Cauteloso – e romântico, diga-se –, percorre os bulevares de Quixeramobim, a Andaluzia de seu peito, e assegura: “o amor é medicamento eficaz pra tudo que é dor”. Contudo, numa antítese própria – do bálsamo à punição – de quem ama, desama e é novamente arrebatado de si, e clama: “todo amor é martírio”. E assim, como quem carrega “um punhal sempre à espreita/de um destino obstinado”, afirma, endoidecido de paixão como uma Salomé: “só acredito/ num amor/ que decepa/ coração/ e/ cabeça”.

Não estendendo-me mais, pois a obra, por ser calcada em poesia, só se conhece quando a enxerga pelos olhos da alma – ou se ouve os silêncios por ela orquestrados –, não poderia deixar de falar desse personagem constante em Paulino, a sua Terra Prometida, onde trilha seu ministério literário: Quixeramobim! O autor é profundamente arraigado e encantado pelo seu torrão, a sua aldeia de Tolstói, berço de Antônio Conselheiro, Antônio Bezerra, Ana Montenegro, Ciro Saraiva, Fausto Nilo, entre outros, a quem dedica um laboroso trabalho de promoção e de produção literária, não colocando-a no mapa, como costumam dizer, mas tirando-a apenas do mapa e dedicando-lhe versos, elevando-a à condição não de cidade, mas de “mundo”, o seu mundo:  “quixeramobim é o mundo/ na estrada: paisagem, pedra,/ cemitério, silêncio e soluço// quixeramobim é o mundo/ riachos, meninos descalços/ e o azul faz igreja no quintal// quixeramobim é o mundo/ de místico passado, passeio/ num caminho/ que eu lembro passei”.

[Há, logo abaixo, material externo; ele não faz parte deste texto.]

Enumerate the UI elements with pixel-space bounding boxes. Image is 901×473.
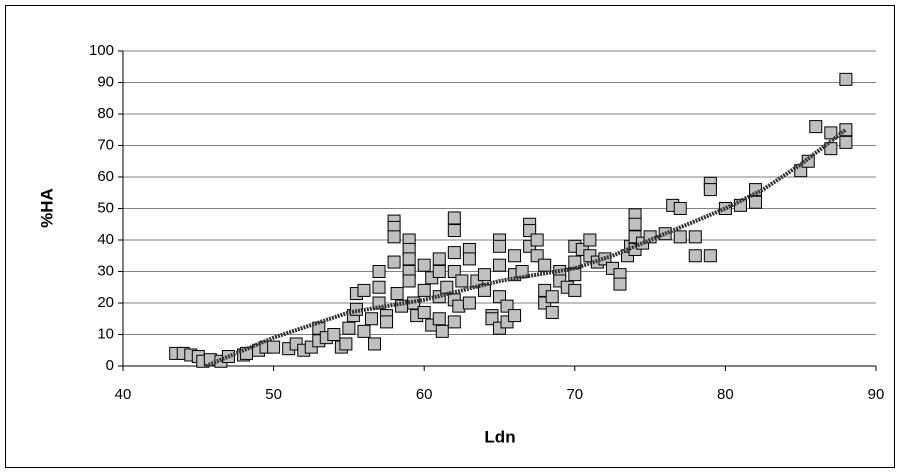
point	[387, 255, 401, 269]
y-tick-label: 10	[97, 325, 114, 342]
point	[435, 324, 449, 338]
point	[568, 268, 582, 282]
trendline	[205, 128, 848, 368]
x-tick-label: 60	[416, 386, 433, 403]
y-tick-label: 50	[97, 199, 114, 216]
point	[380, 315, 394, 329]
point	[824, 142, 838, 156]
point	[357, 283, 371, 297]
y-tick-label: 30	[97, 262, 114, 279]
point	[673, 202, 687, 215]
point	[432, 312, 446, 326]
point	[568, 255, 582, 269]
point	[688, 230, 702, 244]
point	[462, 252, 476, 266]
point	[372, 280, 386, 294]
point	[357, 324, 371, 338]
point	[447, 315, 461, 329]
point	[493, 239, 506, 253]
x-tick-label: 50	[265, 386, 282, 403]
point	[839, 123, 853, 137]
point	[407, 296, 421, 310]
point	[801, 154, 815, 168]
point	[462, 296, 476, 310]
y-tick-label: 90	[97, 73, 114, 90]
y-tick-label: 0	[106, 357, 114, 374]
point	[327, 328, 341, 341]
point	[749, 183, 763, 197]
point	[515, 265, 529, 278]
y-axis-title: %HA	[37, 188, 56, 228]
point	[267, 340, 281, 354]
point	[508, 309, 522, 323]
point	[447, 246, 461, 260]
point	[673, 230, 687, 244]
point	[440, 280, 454, 294]
point	[432, 265, 446, 278]
point	[628, 217, 642, 231]
point	[372, 265, 386, 278]
y-tick-label: 60	[97, 168, 114, 185]
x-axis-title: Ldn	[484, 427, 515, 446]
point	[390, 287, 404, 301]
point	[530, 233, 544, 247]
point	[455, 274, 469, 288]
point	[839, 72, 853, 86]
point	[417, 258, 431, 272]
point	[417, 283, 431, 297]
point	[568, 283, 582, 297]
point	[368, 337, 382, 351]
point	[613, 277, 627, 291]
y-tick-label: 100	[89, 42, 114, 59]
point	[447, 224, 461, 238]
point	[342, 321, 356, 335]
y-tick-label: 70	[97, 136, 114, 153]
y-tick-label: 80	[97, 105, 114, 122]
point	[364, 312, 378, 326]
x-tick-label: 40	[115, 386, 132, 403]
point	[432, 252, 446, 266]
y-tick-label: 40	[97, 231, 114, 248]
point	[387, 230, 401, 244]
point	[508, 249, 522, 263]
point	[749, 195, 763, 209]
point	[447, 211, 461, 225]
point	[703, 183, 717, 197]
point	[402, 274, 416, 288]
point	[839, 135, 853, 149]
point	[545, 290, 559, 304]
point	[688, 249, 702, 263]
point	[417, 305, 431, 319]
point	[493, 258, 506, 272]
x-tick-label: 70	[566, 386, 583, 403]
y-tick-label: 20	[97, 294, 114, 311]
x-tick-label: 90	[868, 386, 885, 403]
point	[538, 258, 552, 272]
point	[477, 268, 491, 282]
point	[402, 252, 416, 266]
point	[703, 249, 717, 263]
point	[583, 233, 597, 247]
x-tick-label: 80	[717, 386, 734, 403]
point	[545, 305, 559, 319]
point	[339, 337, 353, 351]
point	[809, 120, 823, 134]
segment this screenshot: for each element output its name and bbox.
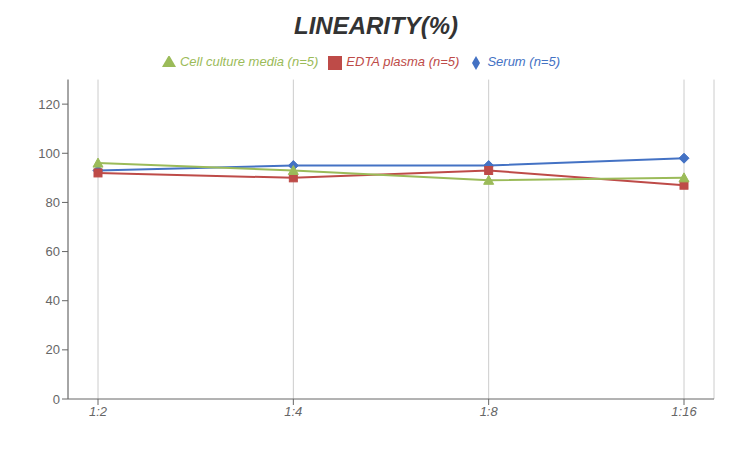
html-text:Serum (n=5): Serum (n=5)	[487, 54, 560, 69]
html-text:LINEARITY(%): LINEARITY(%)	[294, 12, 458, 39]
svg-text:120: 120	[38, 97, 60, 112]
svg-text:1:8: 1:8	[480, 404, 499, 419]
svg-text:40: 40	[46, 293, 60, 308]
svg-text:60: 60	[46, 244, 60, 259]
html-text:EDTA plasma (n=5): EDTA plasma (n=5)	[346, 54, 460, 69]
svg-text:100: 100	[38, 146, 60, 161]
svg-text:0: 0	[53, 392, 60, 407]
svg-text:1:2: 1:2	[89, 404, 108, 419]
html-text:Cell culture media (n=5): Cell culture media (n=5)	[180, 54, 319, 69]
svg-text:20: 20	[46, 342, 60, 357]
svg-text:80: 80	[46, 195, 60, 210]
svg-text:1:4: 1:4	[284, 404, 302, 419]
svg-text:1:16: 1:16	[671, 404, 697, 419]
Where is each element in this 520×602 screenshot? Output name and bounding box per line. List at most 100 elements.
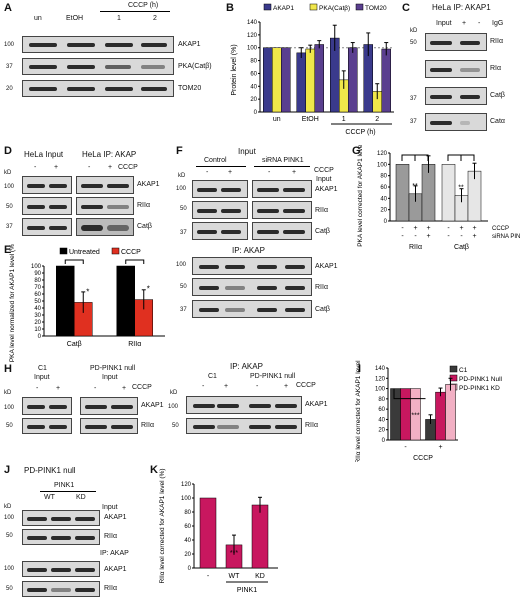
group-label: C1 xyxy=(38,365,47,372)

Contudo, não se espantem se, de repente, Paulino mandar tudo pelos ares e, numa selvageria de coração maior do que a de Belchior, berrar em tônica brega-canção: “Esta cidade é uma selva sem você!”

“Pax et Bonum!” (“Paz e Bem”) é o que desejo a mais esse, certamente, exitosa obra.

 

Raymundo Netto

Leitor de Bruno Paulino


Para adquirir o livro, o contato do autor: 

bruno_enxadrista@hotmail.com 






 

2 comentários:

  1. pois se não belos os escritose a Bruno Paulino, ficaram com certeza com as palavras quase mágicas de Raymundo Netto.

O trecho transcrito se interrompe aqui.